No, this is what happens when qualification takes a back seat to toeing the line and being the correct party. Cronyism is the problem the FAA is suffering, not racism. Racism is the problem you're suffering.

[happydale]

Dalkorian -
When I was a prison guard, there were always a few wise ***** like you, who stood around and made snotty remarks about what other inmates said and did. It wasn?t long before they got the living s$$t kicked out of them. With 19 comments and counting in one day, you are one sick puppy. You might want to consider counseling before you hurt yourself or some one close to you.

[benderrodriquez]

The question really should be, why is the FAA system on the Internet in the first place? As with all government agencies, the FAA should be on a completely closed Intranet. What does the Internet offer the FAA in the way of flight operations? Porn?

[lyntone]

Don't wory our government will out source it's problems to a third world country that has our interest in mind! Then they will sell it to another country to use it against us!

[jeromeborden]

Ben suggests going to Intranets. Well, I remember how things worked a long time ago. It was all dedicated nets with no interconnectivity. Connections were often manual and sometimes involved sending a messenger from RCA to Hickam. The first attack at Pearl Harbor was over when he arrived. Dedicated nets persisted but improved in speed and security through Vietnam. Then came DARPAnet and the world hasn't been the same since then.

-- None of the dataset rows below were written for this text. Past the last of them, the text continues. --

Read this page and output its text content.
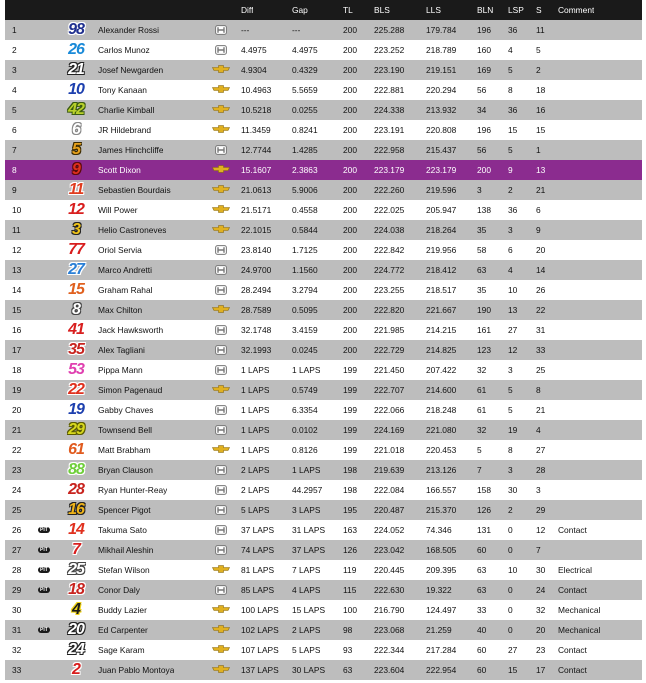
Diff	Gap	TL	BLS	LLS	BLN LSP S Comment
1	98	Alexander Rossi	---	---	200 225.288	179.784 196 36 11
2	26	Carlos Munoz	4.4975	4.4975	200 223.252	218.789 160 4	5
3	21	Josef Newgarden	4.9304	0.4329	200 223.190	219.151 169 5	2
4	10	Tony Kanaan	10.4963 5.5659	200 222.881	220.294 56	8	18
5	42	Charlie Kimball	10.5218 0.0255	200 224.338	213.932 34	36 16
6	6	JR Hildebrand	11.3459	0.8241	200 223.191	220.808 196 15 15
7	5	James Hinchcliffe	12.7744 1.4285	200 222.958	215.437 56	5	1
8	9	Scott Dixon	15.1607 2.3863	200 223.179	223.179 200 9	13
9	11	Sebastien Bourdais	21.0613 5.9006	200 222.260	219.596 3	2	21
10	12	Will Power	21.5171 0.4558	200 222.025	205.947 138 36 6
11	3	Helio Castroneves	22.1015 0.5844	200 224.038	218.264 35	3	9
12	77	Oriol Servia	23.8140 1.7125	200 222.842	219.956 58	6	20
13	27	Marco Andretti	24.9700 1.1560	200 224.772	218.412 63	4	14
14	15	Graham Rahal	28.2494 3.2794	200 223.255	218.517 35	10 26
15	8	Max Chilton	28.7589 0.5095	200 222.820	221.667 190 13 22
16	41	Jack Hawksworth	32.1748 3.4159	200 221.985	214.215 161 27 31
17	35	Alex Tagliani	32.1993 0.0245	200 222.729	214.825 123 12 33
18	53	Pippa Mann	1 LAPS	1 LAPS	199 221.450	207.422 32	3	25
19	22	Simon Pagenaud	1 LAPS	0.5749	199 222.707	214.600 61	5	8
20	19	Gabby Chaves	1 LAPS	6.3354	199 222.066	218.248 61	5	21
21	29	Townsend Bell	1 LAPS	0.0102	199 224.169	221.080 32	19 4
22	61	Matt Brabham	1 LAPS	0.8126	199 221.018	220.453 5	8	27
23	88	Bryan Clauson	2 LAPS	1 LAPS	198 219.639	213.126 7	3	28
24	28	Ryan Hunter-Reay	2 LAPS	44.2957 198 222.084	166.557 158 30 3
25	16	Spencer Pigot	5 LAPS	3 LAPS	195 220.487	215.370 126 2	29
26	PIT	14	Takuma Sato	37 LAPS 31 LAPS 163 224.052	74.346	131 0	12 Contact
27	PIT	7	Mikhail Aleshin	74 LAPS 37 LAPS 126 223.042	168.505 60	0	7
28	PIT	25	Stefan Wilson	81 LAPS 7 LAPS	119 220.445	209.395 63	10 30 Electrical
29	PIT	18	Conor Daly	85 LAPS 4 LAPS	115 222.630	19.322	63	0	24 Contact
30	4	Buddy Lazier	100 LAPS 15 LAPS 100 216.790	124.497 33	0	32 Mechanical
31	PIT	20	Ed Carpenter	102 LAPS 2 LAPS	98	223.068	21.259	40	0	20 Mechanical
32	24	Sage Karam	107 LAPS 5 LAPS	93	222.344	217.284 60	27 23 Contact
33	2	Juan Pablo Montoya	137 LAPS 30 LAPS 63	223.604	222.954 60	15 17 Contact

Sanitation is the key whether it is the latest flu outbreak or somebody trying to exploit the system. The "magic key" in the form of the USB memory stick is pretty much gone where I work and it isn't coming back. The problem "jumped hosts" just like the so-called Swine Flu, in this case from camera flash cards carrying an extra package through the computers to the USB sticks and now we are paying the price. I think the IT folks at FAA and other government agencies are doing their job well against some rather huge odds. The intrusion attempts are measured in the millions, each day! However, where I work, spam is rare and reported when it happens. Sanitation means using those strong passwords, avoiding short cuts, and using secure signatures and encryption when appropriate.

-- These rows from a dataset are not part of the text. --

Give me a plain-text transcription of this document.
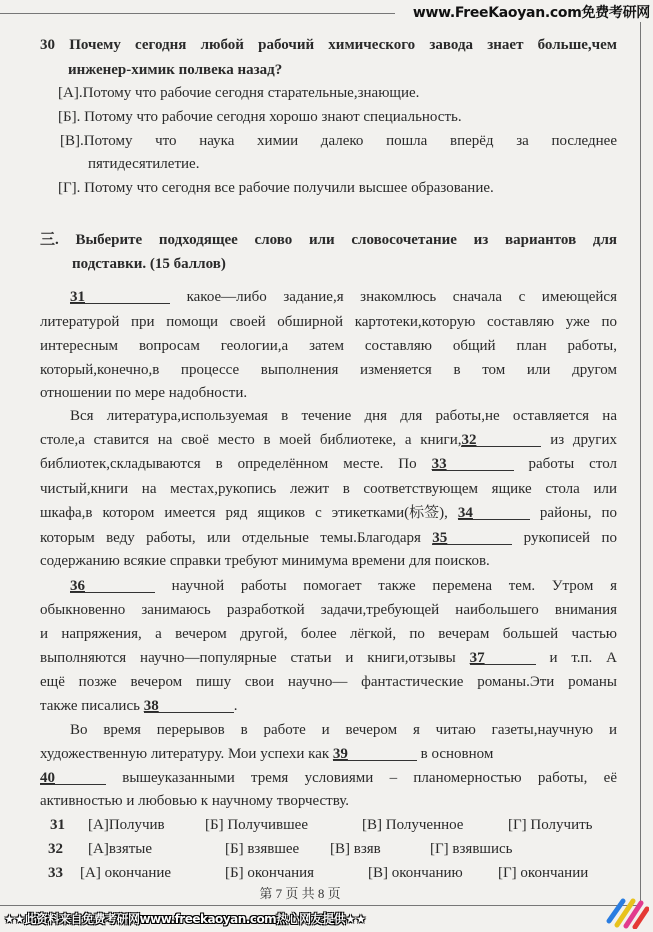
www.FreeKaoyan.com免费考研网
30 Почему сегодня любой рабочий химического завода знает больше,чем
инженер-химик полвека назад?
[А].Потому что рабочие сегодня старательные,знающие.
[Б]. Потому что рабочие сегодня хорошо знают специальность.
[В].Потому что наука химии далеко пошла вперёд за последнее
пятидесятилетие.
[Г]. Потому что сегодня все рабочие получили высшее образование.
三. Выберите подходящее слово или словосочетание из вариантов для
подставки. (15 баллов)
31	какое—либо задание,я знакомлюсь сначала с имеющейся
литературой при помощи своей обширной картотеки,которую составляю уже по
интересным вопросам геологии,а затем составляю общий план работы,
который,конечно,в процессе выполнения изменяется в том или другом
отношении по мере надобности.
Вся литература,используемая в течение дня для работы,не оставляется на
столе,а ставится на своё место в моей библиотеке, а книги,32	из других
библиотек,складываются в определённом месте. По 33	работы стол
чистый,книги на местах,рукопись лежит в соответствующем ящике стола или
шкафа,в котором имеется ряд ящиков с этикетками(标签), 34	районы, по
которым веду работы, или отдельные темы.Благодаря 35	рукописей по
содержанию всякие справки требуют минимума времени для поисков.
36	научной работы помогает также перемена тем. Утром я
обыкновенно занимаюсь разработкой задачи,требующей наибольшего внимания
и напряжения, а вечером другой, более лёгкой, по вечерам большей частью
выполняются научно—популярные статьи и книги,отзывы 37	и т.п. А
ещё позже вечером пишу свои научно— фантастические романы.Эти романы
также писались 38	.
Во время перерывов в работе и вечером я читаю газеты,научную и
художественную литературу. Мои успехи как 39	в основном
40	вышеуказанными тремя условиями – планомерностью работы, её
активностью и любовью к научному творчеству.
31 [А]Получив	[Б] Получившее	[В] Полученное	[Г] Получить
32 [А]взятые	[Б] взявшее [В] взяв	[Г] взявшись
33 [А] окончание	[Б] окончания	[В] окончанию [Г] окончании
第 7 页 共 8 页
★★此资料来自免费考研网www.freekaoyan.com热心网友提供★★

Another thing on closed systems: The airliners were in a relatively closed system on 9/11. The only news that went into or out of the cockpit was either via radio with the FAA, the transponder, or messages read on a CDI (Control Display Indicator) from "Dispatch". The crew on Flight 97 was trying to confirm a CDI (or "CDU" for some folks) message when the highjackers broke in. The passengers found out what the game was via an open system, their cell phones, and took action.

[Len Bullard]

"This is what you get when non IT bureaucrats are driving the bus"

Consultant led IT shops pushed hard for the web as critical infrastructure in Washington DC and Silly Valley despite the protests from senior personnel who were intimately involveed with the design of the Internet. Every problem predicted in 1993 has come to pass and they still gave knighthood's and money awards to those who gave them bad advice about the ability of the open market to secure an inherently insecure system.

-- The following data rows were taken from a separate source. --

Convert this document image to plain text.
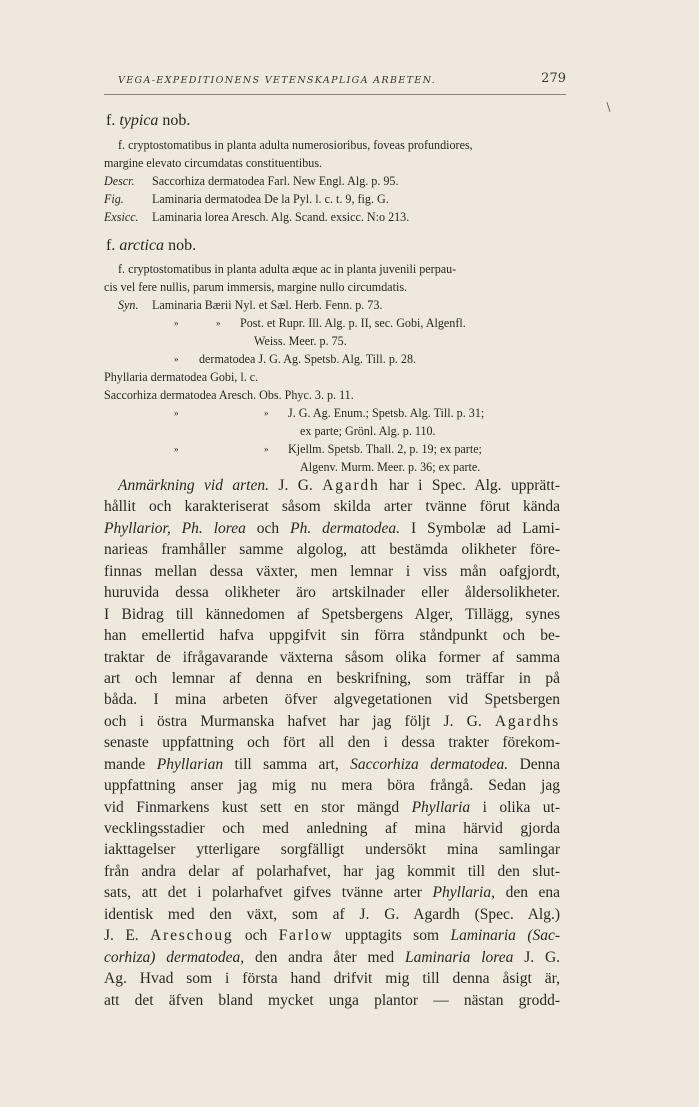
VEGA-EXPEDITIONENS VETENSKAPLIGA ARBETEN.	279
f. typica nob.
f. cryptostomatibus in planta adulta numerosioribus, foveas profundiores,
margine elevato circumdatas constituentibus.
Descr. Saccorhiza dermatodea Farl. New Engl. Alg. p. 95.
Fig. Laminaria dermatodea De la Pyl. l. c. t. 9, fig. G.
Exsicc. Laminaria lorea Aresch. Alg. Scand. exsicc. N:o 213.
f. arctica nob.
f. cryptostomatibus in planta adulta æque ac in planta juvenili perpau-
cis vel fere nullis, parum immersis, margine nullo circumdatis.
Syn. Laminaria Bærii Nyl. et Sæl. Herb. Fenn. p. 73.
»	» Post. et Rupr. Ill. Alg. p. II, sec. Gobi, Algenfl.
Weiss. Meer. p. 75.
» dermatodea J. G. Ag. Spetsb. Alg. Till. p. 28.
Phyllaria dermatodea Gobi, l. c.
Saccorhiza dermatodea Aresch. Obs. Phyc. 3. p. 11.
»	» J. G. Ag. Enum.; Spetsb. Alg. Till. p. 31;
ex parte; Grönl. Alg. p. 110.
»	» Kjellm. Spetsb. Thall. 2, p. 19; ex parte;
Algenv. Murm. Meer. p. 36; ex parte.
Anmärkning vid arten. J. G. Agardh har i Spec. Alg. upprätt-
hållit och karakteriserat såsom skilda arter tvänne förut kända
Phyllarior, Ph. lorea och Ph. dermatodea. I Symbolæ ad Lami-
narieas framhåller samme algolog, att bestämda olikheter före-
finnas mellan dessa växter, men lemnar i viss mån oafgjordt,
huruvida dessa olikheter äro artskilnader eller åldersolikheter.
I Bidrag till kännedomen af Spetsbergens Alger, Tillägg, synes
han emellertid hafva uppgifvit sin förra ståndpunkt och be-
traktar de ifrågavarande växterna såsom olika former af samma
art och lemnar af denna en beskrifning, som träffar in på
båda. I mina arbeten öfver algvegetationen vid Spetsbergen
och i östra Murmanska hafvet har jag följt J. G. Agardhs
senaste uppfattning och fört all den i dessa trakter förekom-
mande Phyllarian till samma art, Saccorhiza dermatodea. Denna
uppfattning anser jag mig nu mera böra frångå. Sedan jag
vid Finmarkens kust sett en stor mängd Phyllaria i olika ut-
vecklingsstadier och med anledning af mina härvid gjorda
iakttagelser ytterligare sorgfälligt undersökt mina samlingar
från andra delar af polarhafvet, har jag kommit till den slut-
sats, att det i polarhafvet gifves tvänne arter Phyllaria, den ena
identisk med den växt, som af J. G. Agardh (Spec. Alg.)
J. E. Areschoug och Farlow upptagits som Laminaria (Sac-
corhiza) dermatodea, den andra åter med Laminaria lorea J. G.
Ag. Hvad som i första hand drifvit mig till denna åsigt är,
att det äfven bland mycket unga plantor — nästan grodd-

And predictably, those who did are now blaming others because they cannot face the facts that they had more to do with this than those whom they are blaming.

The Web Generation has failed to realize the depth of their mistakes and likely won't have to grow up any time soon, but everytime they board a passenger jet, they will be uneasy and should be when they fly in "the clouds". It's moronic to read the articles about cloud computing being embraced in the Beltwary and then look at the very same people telling us the critical infrastructure based on it is being hacked daily.

Oh just a few more releases and it will all be fine, right?